Tuesday, July 11, 2017

Adding Human Interest

It has been two years since I finished my Shadows painting (Chronicle Of Shadows) and it is still pinned on the drywall in my studio.  I normally would either mount my paintings or just throw them in a pile as my etudes.  In that particular blog I used the term epilogue, thinking that I had written the last chapter on this work and I would close the book.

Little did I know.

After two years of casting occasional glances, ruminating on the vibes of the painting, I am convinced that the painting needs dressing up.  My playing with light values and casting shadows was fun, a lot of fun.  Now it feels almost anti-climatic.



Isn't it time to smoke a cigarette?  Wink! Wink!  Ah but I've severed my friendship with tobacco!

I need to add some human interest to this painting.  I am thinking of adding a jogger, a couple, someone, on the path.

I must confess that I had entertained this thought from the very beginning.  I have this one artist who eschews cliche and would chide me for being "redundant" as I recall.  Having people on the pathway is so mundane.  Is it?  How does one decide what is vapid and what is "just right"?

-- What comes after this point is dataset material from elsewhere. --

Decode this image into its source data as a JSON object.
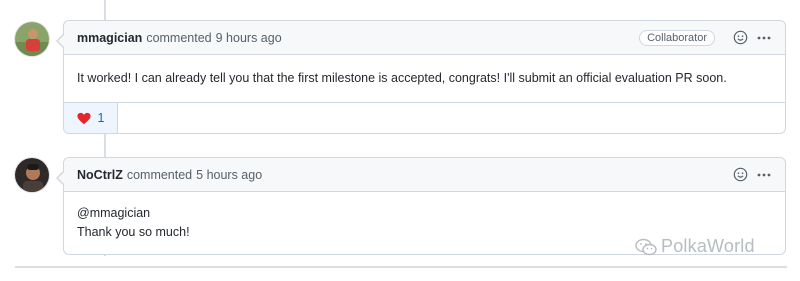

It must have been a broadcast on public educational channels that showed neuroscientists employing transcranial magnetic stimulation (TMS) to study how our brain deals with art.  Aside from a neuroaesthetic response, there seems to be a neuromotor response also.  Thus an image of a runner elicits a response from the area of the brain that controls our legs, though no physical movements from our own legs ensued.   We literally immerse ourselves in the picture.  Being a pharmacist with some biomedical knowledge, this topic intrigues me.  It would be interesting to study the different kinds of responses when we are subjected to various genres of subject matters.  Does ethnicity, culture and social economics have a say to which areas of the cortex is activated?  Why do some of my friends find a visit to the Grand Teton boring and others jubilating.  How is our preference of one thing over something else arrived at?  Does it have anything to do with dopamine, the neurotransmitter that is associated with pleasure; or oxytocin, the chemical that causes uterine muscle to contract amongst other things, and bonding.  So if we avoid something, is it due to an inhibition in these pathways?  I'm way off the subject now.

I suppose I should not be taking a reductionist point of view.  There are things that cannot be defined by a formula;  how and what we paint is one of them.  Beauty is in the eye of the beholder.  Now this is definitely cliche!

I decided to include a girl walking her dog in my Shadows painting.  Putting a person in the painting is what I call adding human interest, literally.   I now need to find out where's the best location to insert them.  I summoned the help of my clear vinyl sheet.



With that I have freedom in moving the subjects around to find an optimum size and location.  I started out by painting the girl and her dog on this clear sheet and placed it over my painting.



I added a different sized silhouette to gauge the fit.




Then I moved my clear sheet to a different location to decide



I finally decided to put them at the bend next to the edge of the path.  I particularly enjoyed how the dog's tail was serendipitously pointing towards the out swung hand of the girl.  A connection was made.  Whether the dog was leashed or not would remain an enigma.  To define that further would be trite.


In the end I assuaged my indecision whether to add the pedestrian by going off on a tangent with some logical excuses perhaps, but mostly by just painting it.  Perhaps the Shadows painting has lost its initial appeal and I can afford to take no prisoners the second time around?